Motorradreise Russland - Alles gut gegangen mit dem Visum Der Rest ist schnell erzählt: Laut Google dauert die Fahrt von dem teuren Hotel in Königsberg, in das ich am frühen Abend eingecheckt habe, zur Grenze 49 Minuten. Es ist 22.40 Uhr. Pünktlich um 23.00 Uhr verlasse ich den Parkplatz mit eilig zusammengeworfenen Sachen, notdürftig verschnürt. Zeitweise, an diesem Sonntagabend, zeigt das Tachometer 170 km/h an. Keine Polizeikontrolle, an der ich vorbeikomme, wagt es mich anzuhalten. Außerhalb der Stadt verhindern schlechte Straßen und Dunstwolken nach dem Regen die Sicht. Bedenklich sinkt die Anzeige des Tankinhaltes. Ich erreiche die Grenze mit Benzin für 20 km. Glücklicherweise sind nur zwei Fahrzeuge mit mir in der Kontrolle. Als ich anfange hektisch zu werden zieht einer der Beamten lässig sein Handy, sieht rauf und sagt: „Bleib ruhig, du hast noch 30 Minuten!“ Und wirklich, das Unwahrscheinliche passiert: 15 Minuten vor Mitternacht reiche in meinen Pass durch den Schlitz und weise darauf hin, dass mein Visum heute abläuft. Die Beamtin lächelt und verschiebt ihre Pause zum Schichtwechsel und fertigt mich ab.

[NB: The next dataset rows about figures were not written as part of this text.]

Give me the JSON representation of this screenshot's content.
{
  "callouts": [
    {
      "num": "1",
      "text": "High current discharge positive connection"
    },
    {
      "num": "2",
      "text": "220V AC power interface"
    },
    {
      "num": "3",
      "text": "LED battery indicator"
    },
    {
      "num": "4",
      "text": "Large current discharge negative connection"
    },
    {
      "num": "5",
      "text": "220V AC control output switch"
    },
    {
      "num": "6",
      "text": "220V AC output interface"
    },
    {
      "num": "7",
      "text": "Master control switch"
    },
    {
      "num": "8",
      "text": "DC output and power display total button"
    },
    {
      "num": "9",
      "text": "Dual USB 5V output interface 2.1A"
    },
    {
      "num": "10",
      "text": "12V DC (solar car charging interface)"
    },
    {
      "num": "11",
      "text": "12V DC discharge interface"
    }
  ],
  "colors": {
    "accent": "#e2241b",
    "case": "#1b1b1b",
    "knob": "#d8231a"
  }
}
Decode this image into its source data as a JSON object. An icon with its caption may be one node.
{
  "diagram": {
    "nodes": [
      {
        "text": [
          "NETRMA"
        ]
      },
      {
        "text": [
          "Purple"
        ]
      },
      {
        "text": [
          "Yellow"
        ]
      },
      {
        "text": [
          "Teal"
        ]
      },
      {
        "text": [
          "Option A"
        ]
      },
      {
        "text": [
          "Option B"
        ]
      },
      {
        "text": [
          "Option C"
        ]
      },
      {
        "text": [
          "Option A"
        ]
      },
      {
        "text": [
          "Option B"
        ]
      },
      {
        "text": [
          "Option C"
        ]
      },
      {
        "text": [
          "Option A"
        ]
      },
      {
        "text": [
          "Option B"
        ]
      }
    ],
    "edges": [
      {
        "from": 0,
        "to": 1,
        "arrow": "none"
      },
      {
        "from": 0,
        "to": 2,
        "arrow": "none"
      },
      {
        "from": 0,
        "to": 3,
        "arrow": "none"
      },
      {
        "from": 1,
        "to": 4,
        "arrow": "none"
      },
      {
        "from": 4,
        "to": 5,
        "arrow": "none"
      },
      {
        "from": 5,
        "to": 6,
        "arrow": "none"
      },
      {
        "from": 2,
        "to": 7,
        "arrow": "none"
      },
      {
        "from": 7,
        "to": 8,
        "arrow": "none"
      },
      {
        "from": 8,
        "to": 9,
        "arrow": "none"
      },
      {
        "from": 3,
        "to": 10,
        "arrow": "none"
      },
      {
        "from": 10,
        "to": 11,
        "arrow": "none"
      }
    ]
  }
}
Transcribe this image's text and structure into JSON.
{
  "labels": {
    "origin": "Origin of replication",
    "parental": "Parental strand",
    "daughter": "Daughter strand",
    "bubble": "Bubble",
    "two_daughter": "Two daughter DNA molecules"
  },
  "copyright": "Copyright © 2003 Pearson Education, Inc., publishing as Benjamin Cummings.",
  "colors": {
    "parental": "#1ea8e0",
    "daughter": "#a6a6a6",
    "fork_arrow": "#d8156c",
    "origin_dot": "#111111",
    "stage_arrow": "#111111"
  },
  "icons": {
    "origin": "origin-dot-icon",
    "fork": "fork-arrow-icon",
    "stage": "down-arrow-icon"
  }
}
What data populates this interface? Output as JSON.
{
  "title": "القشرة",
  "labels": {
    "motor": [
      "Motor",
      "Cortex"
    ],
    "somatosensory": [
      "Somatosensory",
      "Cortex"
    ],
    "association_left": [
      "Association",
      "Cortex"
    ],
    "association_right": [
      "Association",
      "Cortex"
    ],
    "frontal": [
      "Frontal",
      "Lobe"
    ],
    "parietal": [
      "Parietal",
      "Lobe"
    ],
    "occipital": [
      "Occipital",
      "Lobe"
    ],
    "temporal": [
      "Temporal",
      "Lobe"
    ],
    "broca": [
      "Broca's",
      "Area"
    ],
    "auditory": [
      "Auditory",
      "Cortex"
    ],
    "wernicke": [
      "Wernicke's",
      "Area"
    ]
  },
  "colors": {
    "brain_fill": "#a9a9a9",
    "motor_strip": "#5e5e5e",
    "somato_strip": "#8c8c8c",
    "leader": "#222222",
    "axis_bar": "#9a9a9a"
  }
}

Als ich die Kontrollzone verlasse ist es genau Mitternacht. Die Einreiseprozedur in den „Schengen-Raum“ in Polen zieht sich hin, denn ich bin verdächtig. Kurz vor ein Uhr bin ich legal auf dem Territorium der Europäischen Union. Der nächste kleinere Ort ist in 15 km Entfernung. Glücklicherweise finde ich in diesem kleinen polnischen Ort ein Hotel, das bereit ist einen verlumpten, abgekämpften deutschen Motorradfahrer an einen frühen Montagmorgen um halb zwei aufzunehmen. Ich hatte ein Problem!